The beach at Portmarnock is nicknamed the Velvet Strand, and has some interesting historical notes having to do with pioneering aviators. James “Jim” Mollison took off from Portmarnock Beach on 18 August 1932 for what was acknowledged as the first solo east to west crossing of the Atlantic; two years earlier, Australian aviator Charles Kingsford Smith and his crew had taken off on a westbound transatlantic flight (to Newfoundland, then they continued on to Oakland, California, completing a circumnavigation of the world). Their plane was called the Southern Cross, and there’s a monument to it on the beach (though we didn’t find it).
To be frank, it being June and warm weather, the beach had a lot of visitors, many of them teenagers who were drinking and playing loud music. Not my idea of a walk on the beach, so we didn’t stay. But I must add that I watched a fiftyish woman rise up out of the ocean—she had been swimming, for God’s sake, swimming in the ocean, on a windy day with the temps no higher than 65°F. And she wasn’t the only one! Brrr.
Still, we were far enough down the beach that we could clearly see the path to the hotel.

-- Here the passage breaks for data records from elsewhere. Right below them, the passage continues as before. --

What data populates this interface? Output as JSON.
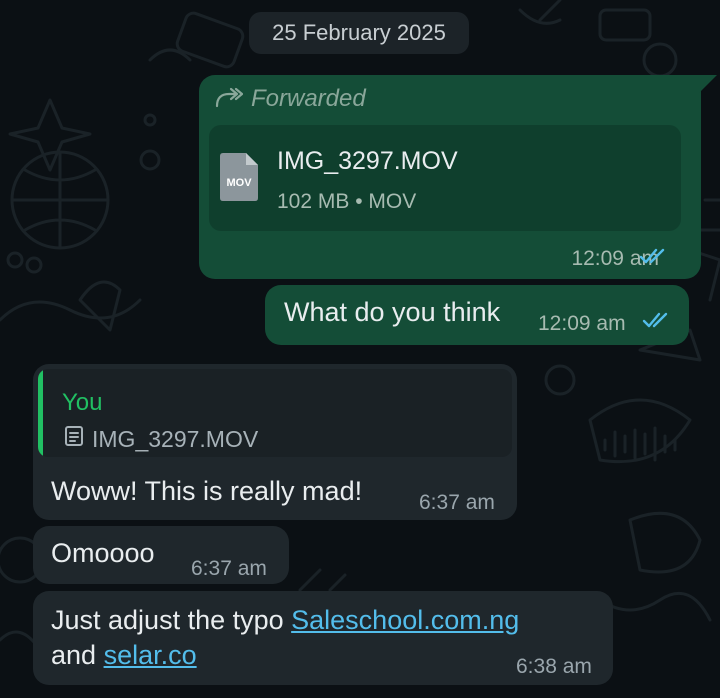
{
  "date_divider": "25 February 2025",
  "messages": {
    "forwarded": {
      "label": "Forwarded",
      "file_badge": "MOV",
      "file_name": "IMG_3297.MOV",
      "file_meta": "102 MB • MOV",
      "time": "12:09 am"
    },
    "what_do_you_think": {
      "text": "What do you think",
      "time": "12:09 am"
    },
    "reply": {
      "quote_author": "You",
      "quote_text": "IMG_3297.MOV",
      "text": "Woww! This is really mad!",
      "time": "6:37 am"
    },
    "omo": {
      "text": "Omoooo",
      "time": "6:37 am"
    },
    "adjust": {
      "text_before": "Just adjust the typo ",
      "link1": "Saleschool.com.ng",
      "text_mid": "and ",
      "link2": "selar.co",
      "time": "6:38 am"
    }
  },
  "colors": {
    "outgoing_bubble": "#144d37",
    "incoming_bubble": "#1f272c",
    "read_ticks": "#53bdeb",
    "link": "#53bdeb",
    "quote_accent": "#21c063"
  },
  "icons": [
    "forward-icon",
    "file-icon",
    "double-check-icon",
    "document-icon"
  ]
}
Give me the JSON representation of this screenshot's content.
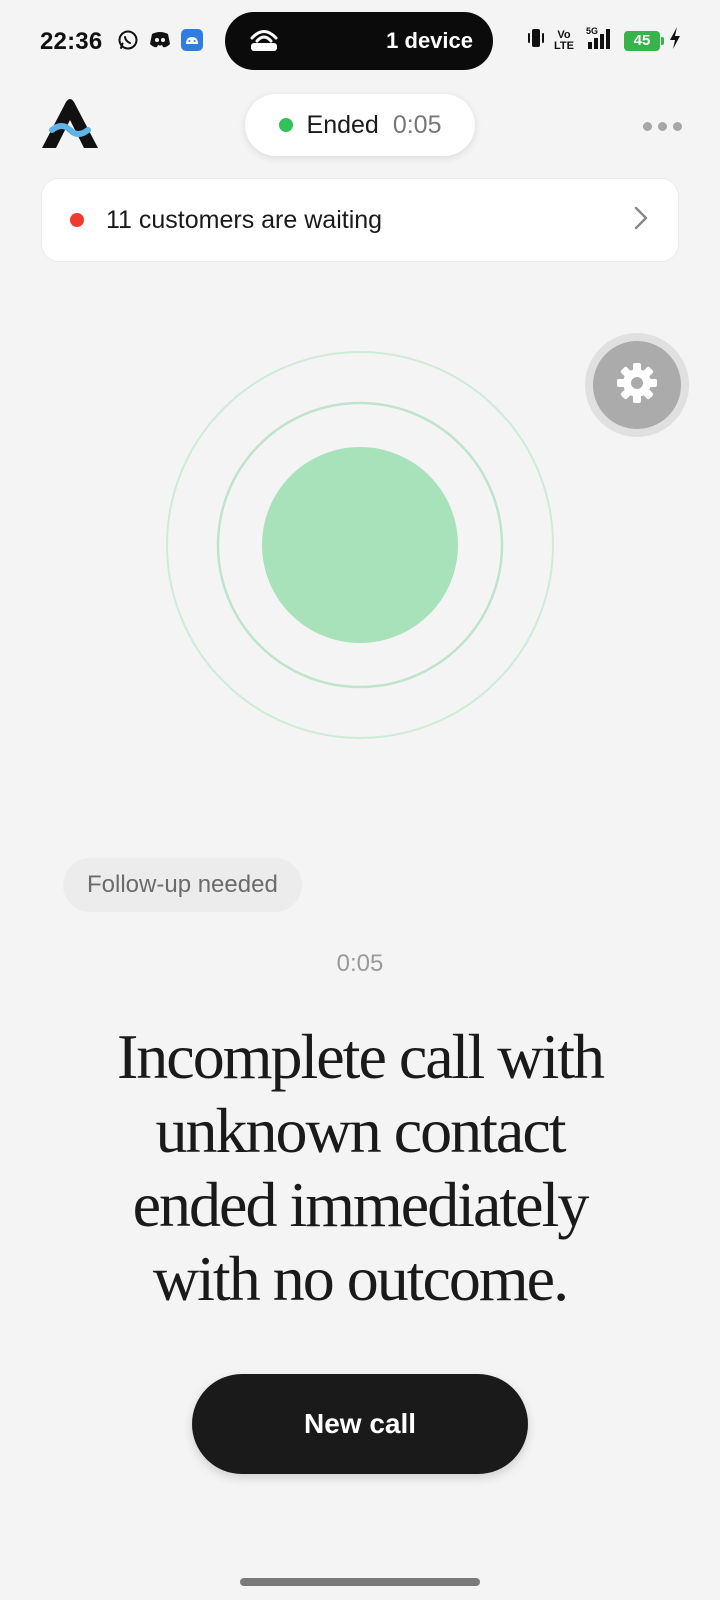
{
  "status_bar": {
    "time": "22:36",
    "app_icons": [
      "whatsapp-icon",
      "discord-icon",
      "android-app-icon"
    ],
    "island_text": "1 device",
    "network_label_top": "Vo",
    "network_label_bottom": "LTE",
    "network_type": "5G",
    "battery_level": "45"
  },
  "header": {
    "call_status": "Ended",
    "call_timer": "0:05"
  },
  "waiting_banner": {
    "text": "11 customers are waiting"
  },
  "call_summary": {
    "tag": "Follow-up needed",
    "duration": "0:05",
    "summary_text": "Incomplete call with unknown contact ended immediately with no outcome."
  },
  "actions": {
    "new_call_label": "New call"
  },
  "colors": {
    "accent_green": "#33c15a",
    "orb_fill": "#a8e2bb",
    "orb_ring": "#c9ead4",
    "alert_red": "#ef3b2d",
    "button_dark": "#1a1a1a"
  }
}
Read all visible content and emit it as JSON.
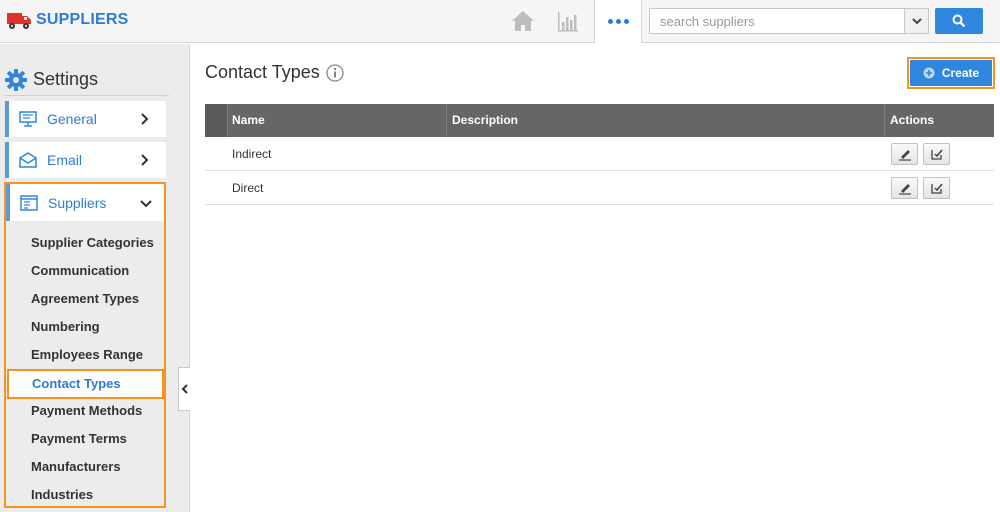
{
  "app": {
    "title": "SUPPLIERS"
  },
  "search": {
    "placeholder": "search suppliers",
    "value": ""
  },
  "sidebar": {
    "title": "Settings",
    "items": [
      {
        "label": "General",
        "icon": "monitor-icon"
      },
      {
        "label": "Email",
        "icon": "envelope-icon"
      },
      {
        "label": "Suppliers",
        "icon": "list-icon",
        "expanded": true
      }
    ],
    "sub_items": [
      "Supplier Categories",
      "Communication",
      "Agreement Types",
      "Numbering",
      "Employees Range",
      "Contact Types",
      "Payment Methods",
      "Payment Terms",
      "Manufacturers",
      "Industries"
    ],
    "active_sub_item": "Contact Types"
  },
  "main": {
    "title": "Contact Types",
    "create_label": "Create"
  },
  "table": {
    "columns": [
      "Name",
      "Description",
      "Actions"
    ],
    "rows": [
      {
        "name": "Indirect",
        "description": ""
      },
      {
        "name": "Direct",
        "description": ""
      }
    ]
  },
  "colors": {
    "brand": "#2e7bd6",
    "primary_button": "#2e86de",
    "highlight": "#f7931e",
    "table_header": "#666666"
  }
}
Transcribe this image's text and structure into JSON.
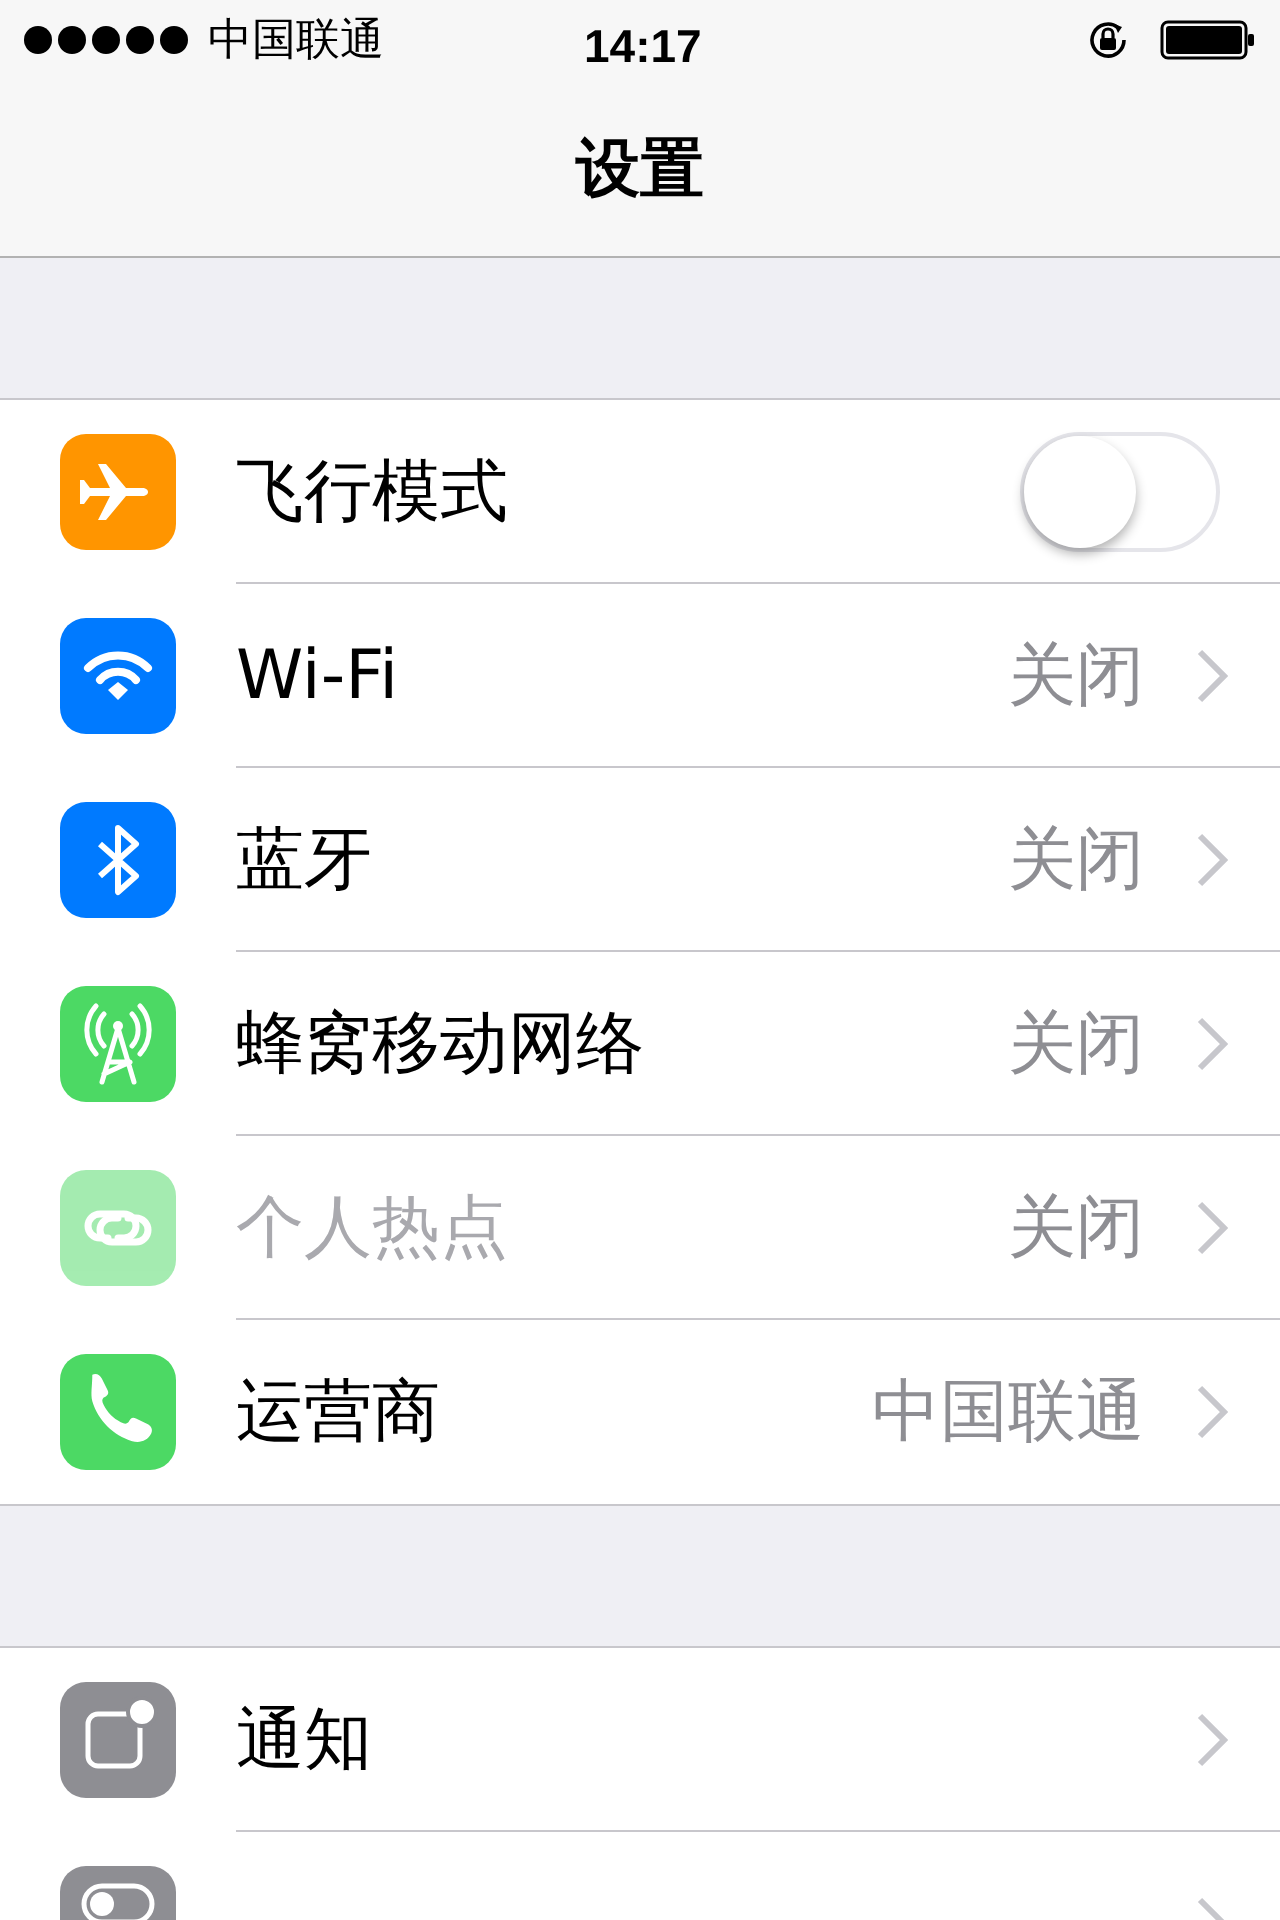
{
  "status_bar": {
    "carrier": "中国联通",
    "time": "14:17"
  },
  "nav_bar": {
    "title": "设置"
  },
  "groups": [
    {
      "rows": [
        {
          "kind": "toggle",
          "label": "飞行模式",
          "on": false,
          "disabled": false
        },
        {
          "kind": "link",
          "label": "Wi-Fi",
          "value": "关闭",
          "disabled": false
        },
        {
          "kind": "link",
          "label": "蓝牙",
          "value": "关闭",
          "disabled": false
        },
        {
          "kind": "link",
          "label": "蜂窝移动网络",
          "value": "关闭",
          "disabled": false
        },
        {
          "kind": "link",
          "label": "个人热点",
          "value": "关闭",
          "disabled": true
        },
        {
          "kind": "link",
          "label": "运营商",
          "value": "中国联通",
          "disabled": false
        }
      ]
    },
    {
      "rows": [
        {
          "kind": "link",
          "label": "通知",
          "disabled": false
        },
        {
          "kind": "link",
          "disabled": false
        }
      ]
    }
  ]
}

It led us on a circuitous route around the backside of the hotel, through a prettily manicured lawn …
… and remember the garden plaque presented to the Jameson family by King Edward VII? There it was: Lux Amor Pax (light, love, peace).
By the time we got done oohing and aahing over every little thing—we were quite pleased with the room and the beautiful day—and settling in, it was after 7pm. Too late for afternoon tea so we just stayed in, relaxing and working and snapping more photographs from the window.